The most talented new generation producers (and those who’ve grown out of their adolescence in the last) have crafted an instantly recognisable sound signature – you'd hardly mistake Alex Smoke, Isolée, Lawrence, Ada, Audion, Mathew Jonson, Lawrence or Luciano for anyone else. Love or loathe their music, they are uniquely self-generated identities, their music is their own and it shines.
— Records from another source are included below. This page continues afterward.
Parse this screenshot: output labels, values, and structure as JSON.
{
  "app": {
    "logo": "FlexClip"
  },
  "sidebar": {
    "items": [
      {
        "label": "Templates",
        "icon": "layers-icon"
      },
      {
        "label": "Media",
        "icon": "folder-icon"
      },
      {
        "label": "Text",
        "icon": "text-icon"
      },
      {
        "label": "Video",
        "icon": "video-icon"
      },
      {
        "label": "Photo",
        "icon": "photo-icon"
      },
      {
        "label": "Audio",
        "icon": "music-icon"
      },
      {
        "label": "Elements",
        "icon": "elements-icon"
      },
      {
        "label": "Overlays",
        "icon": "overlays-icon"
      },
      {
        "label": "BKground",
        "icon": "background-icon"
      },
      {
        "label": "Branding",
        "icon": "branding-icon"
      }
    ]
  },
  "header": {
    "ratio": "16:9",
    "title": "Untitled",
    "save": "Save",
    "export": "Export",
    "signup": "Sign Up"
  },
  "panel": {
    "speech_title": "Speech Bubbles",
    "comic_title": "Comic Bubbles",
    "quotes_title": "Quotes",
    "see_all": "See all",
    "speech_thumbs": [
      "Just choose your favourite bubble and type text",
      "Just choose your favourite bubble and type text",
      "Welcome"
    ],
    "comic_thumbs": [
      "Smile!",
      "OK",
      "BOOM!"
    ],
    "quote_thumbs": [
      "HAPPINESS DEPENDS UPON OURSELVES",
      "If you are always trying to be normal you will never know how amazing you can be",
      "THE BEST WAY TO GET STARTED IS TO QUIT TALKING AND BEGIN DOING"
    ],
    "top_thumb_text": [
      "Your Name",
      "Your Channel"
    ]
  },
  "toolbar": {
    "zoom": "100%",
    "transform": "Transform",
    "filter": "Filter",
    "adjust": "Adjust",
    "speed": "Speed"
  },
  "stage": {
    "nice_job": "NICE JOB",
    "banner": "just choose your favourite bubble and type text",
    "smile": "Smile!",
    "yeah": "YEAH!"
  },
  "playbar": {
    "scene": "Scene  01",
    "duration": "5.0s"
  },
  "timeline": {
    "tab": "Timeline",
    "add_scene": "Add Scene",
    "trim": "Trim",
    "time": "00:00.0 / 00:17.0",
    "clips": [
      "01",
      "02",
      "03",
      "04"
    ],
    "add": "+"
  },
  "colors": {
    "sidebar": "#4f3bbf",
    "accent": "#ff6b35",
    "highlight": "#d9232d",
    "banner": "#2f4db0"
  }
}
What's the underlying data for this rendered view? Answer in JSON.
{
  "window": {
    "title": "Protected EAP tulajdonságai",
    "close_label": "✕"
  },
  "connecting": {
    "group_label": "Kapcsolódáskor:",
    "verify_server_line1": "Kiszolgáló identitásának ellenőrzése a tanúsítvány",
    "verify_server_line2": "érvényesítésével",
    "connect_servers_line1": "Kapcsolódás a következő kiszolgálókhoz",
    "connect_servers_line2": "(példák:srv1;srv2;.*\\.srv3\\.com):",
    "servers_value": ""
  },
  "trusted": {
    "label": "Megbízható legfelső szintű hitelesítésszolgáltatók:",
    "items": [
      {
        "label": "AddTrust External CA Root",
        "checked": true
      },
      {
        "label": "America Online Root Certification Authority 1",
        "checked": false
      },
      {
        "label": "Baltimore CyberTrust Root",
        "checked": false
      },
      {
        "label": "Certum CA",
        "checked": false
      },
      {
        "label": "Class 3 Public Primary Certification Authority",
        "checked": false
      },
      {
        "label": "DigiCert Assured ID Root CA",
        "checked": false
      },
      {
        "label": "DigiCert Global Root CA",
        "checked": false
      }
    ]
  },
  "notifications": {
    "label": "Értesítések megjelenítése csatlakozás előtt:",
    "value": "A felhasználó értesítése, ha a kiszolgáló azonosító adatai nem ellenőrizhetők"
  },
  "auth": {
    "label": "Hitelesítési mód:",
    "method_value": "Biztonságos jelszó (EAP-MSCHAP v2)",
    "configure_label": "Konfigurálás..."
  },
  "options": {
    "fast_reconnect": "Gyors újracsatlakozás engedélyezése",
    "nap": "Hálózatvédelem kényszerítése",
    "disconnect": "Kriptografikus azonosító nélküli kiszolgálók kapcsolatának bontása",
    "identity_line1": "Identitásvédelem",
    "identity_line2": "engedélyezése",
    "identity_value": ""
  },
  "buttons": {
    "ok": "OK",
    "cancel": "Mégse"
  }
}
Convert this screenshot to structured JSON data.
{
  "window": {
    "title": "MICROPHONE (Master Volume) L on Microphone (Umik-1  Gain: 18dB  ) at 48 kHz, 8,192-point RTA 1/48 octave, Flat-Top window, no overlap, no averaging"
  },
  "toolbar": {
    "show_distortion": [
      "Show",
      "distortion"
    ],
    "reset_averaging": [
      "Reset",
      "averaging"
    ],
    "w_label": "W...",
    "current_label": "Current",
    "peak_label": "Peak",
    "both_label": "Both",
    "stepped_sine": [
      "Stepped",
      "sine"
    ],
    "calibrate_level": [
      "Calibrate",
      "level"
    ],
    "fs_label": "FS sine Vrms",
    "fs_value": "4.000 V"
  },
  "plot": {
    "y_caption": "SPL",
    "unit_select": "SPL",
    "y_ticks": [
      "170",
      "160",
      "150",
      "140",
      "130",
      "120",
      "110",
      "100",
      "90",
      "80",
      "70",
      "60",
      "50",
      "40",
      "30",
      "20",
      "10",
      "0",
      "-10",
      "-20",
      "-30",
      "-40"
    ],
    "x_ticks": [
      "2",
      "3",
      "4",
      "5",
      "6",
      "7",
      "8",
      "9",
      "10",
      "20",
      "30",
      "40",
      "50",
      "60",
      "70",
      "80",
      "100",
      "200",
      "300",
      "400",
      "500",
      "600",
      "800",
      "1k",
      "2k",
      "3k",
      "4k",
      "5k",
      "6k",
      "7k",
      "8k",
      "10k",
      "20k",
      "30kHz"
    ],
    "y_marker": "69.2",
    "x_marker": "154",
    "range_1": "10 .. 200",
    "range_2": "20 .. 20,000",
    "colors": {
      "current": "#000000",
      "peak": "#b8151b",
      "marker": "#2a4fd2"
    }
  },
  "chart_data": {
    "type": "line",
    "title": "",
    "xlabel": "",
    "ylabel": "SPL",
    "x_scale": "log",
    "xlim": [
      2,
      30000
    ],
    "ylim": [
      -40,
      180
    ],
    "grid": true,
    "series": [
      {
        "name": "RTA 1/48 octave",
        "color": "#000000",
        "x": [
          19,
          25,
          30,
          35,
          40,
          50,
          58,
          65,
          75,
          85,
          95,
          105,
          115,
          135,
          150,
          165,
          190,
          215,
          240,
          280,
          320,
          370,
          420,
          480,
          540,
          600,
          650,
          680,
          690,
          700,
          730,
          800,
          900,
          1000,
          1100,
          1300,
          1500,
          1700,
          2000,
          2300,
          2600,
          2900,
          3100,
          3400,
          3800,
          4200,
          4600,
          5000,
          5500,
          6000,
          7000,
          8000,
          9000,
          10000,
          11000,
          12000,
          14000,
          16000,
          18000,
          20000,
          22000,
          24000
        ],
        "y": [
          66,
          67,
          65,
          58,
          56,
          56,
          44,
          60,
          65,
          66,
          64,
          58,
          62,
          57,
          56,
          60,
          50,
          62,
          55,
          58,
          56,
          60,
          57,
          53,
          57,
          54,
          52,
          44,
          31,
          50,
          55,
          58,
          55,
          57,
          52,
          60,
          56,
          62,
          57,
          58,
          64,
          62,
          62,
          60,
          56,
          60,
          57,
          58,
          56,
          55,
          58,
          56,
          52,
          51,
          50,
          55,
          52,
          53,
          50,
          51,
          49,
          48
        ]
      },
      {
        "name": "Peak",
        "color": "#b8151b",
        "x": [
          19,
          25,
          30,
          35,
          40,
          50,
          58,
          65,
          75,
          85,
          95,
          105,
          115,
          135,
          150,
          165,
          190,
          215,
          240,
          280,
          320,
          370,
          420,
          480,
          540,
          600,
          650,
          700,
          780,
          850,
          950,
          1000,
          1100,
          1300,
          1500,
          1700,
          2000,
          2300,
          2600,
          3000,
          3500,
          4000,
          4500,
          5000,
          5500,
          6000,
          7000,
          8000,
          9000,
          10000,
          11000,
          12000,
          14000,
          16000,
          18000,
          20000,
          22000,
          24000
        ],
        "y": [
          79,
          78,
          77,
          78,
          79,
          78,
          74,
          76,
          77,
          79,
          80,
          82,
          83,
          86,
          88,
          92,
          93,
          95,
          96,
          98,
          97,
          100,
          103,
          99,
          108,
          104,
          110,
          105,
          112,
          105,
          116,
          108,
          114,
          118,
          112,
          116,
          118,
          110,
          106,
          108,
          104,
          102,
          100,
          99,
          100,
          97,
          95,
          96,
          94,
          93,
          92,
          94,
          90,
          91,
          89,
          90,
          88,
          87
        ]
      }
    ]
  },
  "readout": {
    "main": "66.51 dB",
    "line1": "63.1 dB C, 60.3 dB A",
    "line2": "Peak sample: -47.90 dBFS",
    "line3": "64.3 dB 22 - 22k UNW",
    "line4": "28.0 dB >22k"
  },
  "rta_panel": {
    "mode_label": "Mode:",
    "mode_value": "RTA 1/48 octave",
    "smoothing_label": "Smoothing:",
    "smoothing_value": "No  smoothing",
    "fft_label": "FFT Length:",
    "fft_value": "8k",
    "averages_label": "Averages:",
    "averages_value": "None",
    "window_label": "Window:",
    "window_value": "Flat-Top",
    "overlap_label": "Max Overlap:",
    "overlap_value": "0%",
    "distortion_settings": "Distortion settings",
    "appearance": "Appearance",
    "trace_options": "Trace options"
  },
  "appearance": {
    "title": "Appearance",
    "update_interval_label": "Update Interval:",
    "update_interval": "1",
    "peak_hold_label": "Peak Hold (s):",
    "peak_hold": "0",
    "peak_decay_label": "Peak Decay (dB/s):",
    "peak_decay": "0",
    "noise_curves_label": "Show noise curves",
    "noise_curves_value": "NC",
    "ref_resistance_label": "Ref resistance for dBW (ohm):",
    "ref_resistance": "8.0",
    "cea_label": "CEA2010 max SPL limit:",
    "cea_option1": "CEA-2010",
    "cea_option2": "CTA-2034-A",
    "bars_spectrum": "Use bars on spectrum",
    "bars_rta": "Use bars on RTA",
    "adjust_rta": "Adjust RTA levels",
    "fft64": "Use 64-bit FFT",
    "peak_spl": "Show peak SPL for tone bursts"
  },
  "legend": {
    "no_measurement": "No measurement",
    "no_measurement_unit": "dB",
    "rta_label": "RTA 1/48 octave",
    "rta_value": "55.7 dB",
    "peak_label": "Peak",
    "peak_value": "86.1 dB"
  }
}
'The Line of Nine' is not distinctly anything but old dishwater, but not even deep enough to drown in. It meanders through the same shopworn formulas track after track, tired line after tired line. You can still hear a shade of the sprawling atmosphere of their excellent 'music for currydoors', but barely. At least 'Senorita Tristeza' has some personality, with its 'spooky', 'folky' atmosphere - most of the other tracks not so much blend as bland into one another. Usually it takes a few years for a release to prove resilient or redundant, but here we've got something been and gone and done to death presented as a 'new release'. It's a sign of the times – one 'generation' of techno is born, grows and dies within the space of five years. There's a sample that Donnacha Costello uses in his live sets, something like: 'I try to approach each thing without following the pattern that I made with the other one.' Maxim, Anton? Listen and learn.